Arlokea’s goal is to use ethical fashion to tackle social issues surrounding health, education, and poverty. Their pieces are ethically made by artisans in places like Ecuador, Mexico, India, and Vietnam out of eco-friendly, upcycled, and locally-sourced materials. They have a variety of really beautiful pieces, whether you’re looking for a minimal, everyday pair of earrings or a statement necklace.
Lovia is a Nordic brand turning waste materials into artisan made accessories with full transparency. Each product has a unique DNA, so you can find out where the materials came from, who made the product, and what was paid for each step. Lovia’s jewelry is made with mostly recycled bronze base by a goldsmith in Helsinki, Finland. Through the transparent pricing, Lovia’s artisan made quality accessories can be bought affordably. The brand also sells multifunctional and timeless bags made of leather waste.
ARTICLE22 began working with the village of Naphia, Laos in 2009 to provide citizens with work making Peacebomb jewelry out of metal from old bombs. Artisans earn at least five times the local hourly minimum wage, providing them with the disposable income for books, school, fuel, and medicine that their subsistence farming livelihoods cannot. Plus, your purchase contributes to MAG (Mines Advisory Group) to safely and expertly clear some of the 80 million unexploded bombs contaminating the land in Laos.
Accompany curates unique, handmade and artisanal goods from around the globe. Every brand sold by Accompany uses fair trade practices and has a philanthropic practices woven into the brand. You can find out more about the origin of each product on its product page.
A sustainable fashion pioneer, People Tree has been partnering with Fair Trade producers, garment workers, artisans and farmers in the developing world to produce ethical and eco-friendly fashion collections for over 25 years. You can find out more about who made your jewelry on each product page.
Nisolo jewelry is ethically made by independent artisans in Kenya, where everyone earns fair wages, healthcare, and a healthy working environment. They also partner with Ecosphere+ to offset carbon emissions and protect forests in the Amazon.
Kaight is a Brooklyn-based curated boutique specializing in sustainable and ethical fashion. All items have the one or more of the following criteria: locally produced, zero or low waste, made from organic or reclaimed materials, or fair trade. Kaight celebrates the slow fashion movement and aims to help consumers cultivate a more thoughtful wardrobe.
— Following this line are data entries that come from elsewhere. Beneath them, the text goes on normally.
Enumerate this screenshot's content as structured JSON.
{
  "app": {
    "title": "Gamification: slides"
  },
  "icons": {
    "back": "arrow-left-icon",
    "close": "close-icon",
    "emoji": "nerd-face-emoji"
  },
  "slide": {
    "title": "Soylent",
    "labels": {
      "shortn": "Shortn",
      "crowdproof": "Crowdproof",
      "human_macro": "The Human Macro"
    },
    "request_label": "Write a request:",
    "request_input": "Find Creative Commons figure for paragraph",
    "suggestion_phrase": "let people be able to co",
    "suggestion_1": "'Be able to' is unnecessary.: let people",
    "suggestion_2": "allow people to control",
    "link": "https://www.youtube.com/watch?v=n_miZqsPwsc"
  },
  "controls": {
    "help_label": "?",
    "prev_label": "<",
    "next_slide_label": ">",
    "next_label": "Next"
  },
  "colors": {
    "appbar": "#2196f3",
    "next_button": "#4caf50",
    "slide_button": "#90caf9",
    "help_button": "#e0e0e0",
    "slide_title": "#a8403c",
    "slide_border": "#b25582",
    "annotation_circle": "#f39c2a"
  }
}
Akamae connects creatives and refugee artisans. Together, designers and artisans work to co-create exclusive capsule collections. Their base is in the jungle of northern Thailand where they live and work with refugee artisans displaced from ongoing conflict in Burma.
Made Trade is a curated online shop with a wide selection of products that are eco-conscious, fair trade, vegan, and/or made in the USA. On each product page, you can find out a lot about the brand’s values and ethical practices, materials used, etc., so you can be an informed consumer (without spending a bunch of time researching).
Inspired by Liberian culture, Delaware-based Gwanyan Barker founded Kpelle as a way to celebrate her African lineage and culture by designing handmade gold, brass, and silver jewelry. The designer locally sources her supplies to create her handmade designs.
Aziza is a made-to-order jewelry brand designed by founder and artist Aziza Nicole out of her studio. It draws inspiration from Aziza’s multi-layered cultural heritage creating everything from cuffs to cuticle rings. The designer has been making one-of-a-kind creations since childhood, thanks to her mother encouraging her to explore her talents.
Inspired by African culture, indigenous designs, and cosmic geometry, Candice Cox established her Oakland-based artisanal jewelry and home decor line in 2011. Each piece is handcrafted utilizing various chains, an assortment of metals, semi-precious stones, and recycled materials.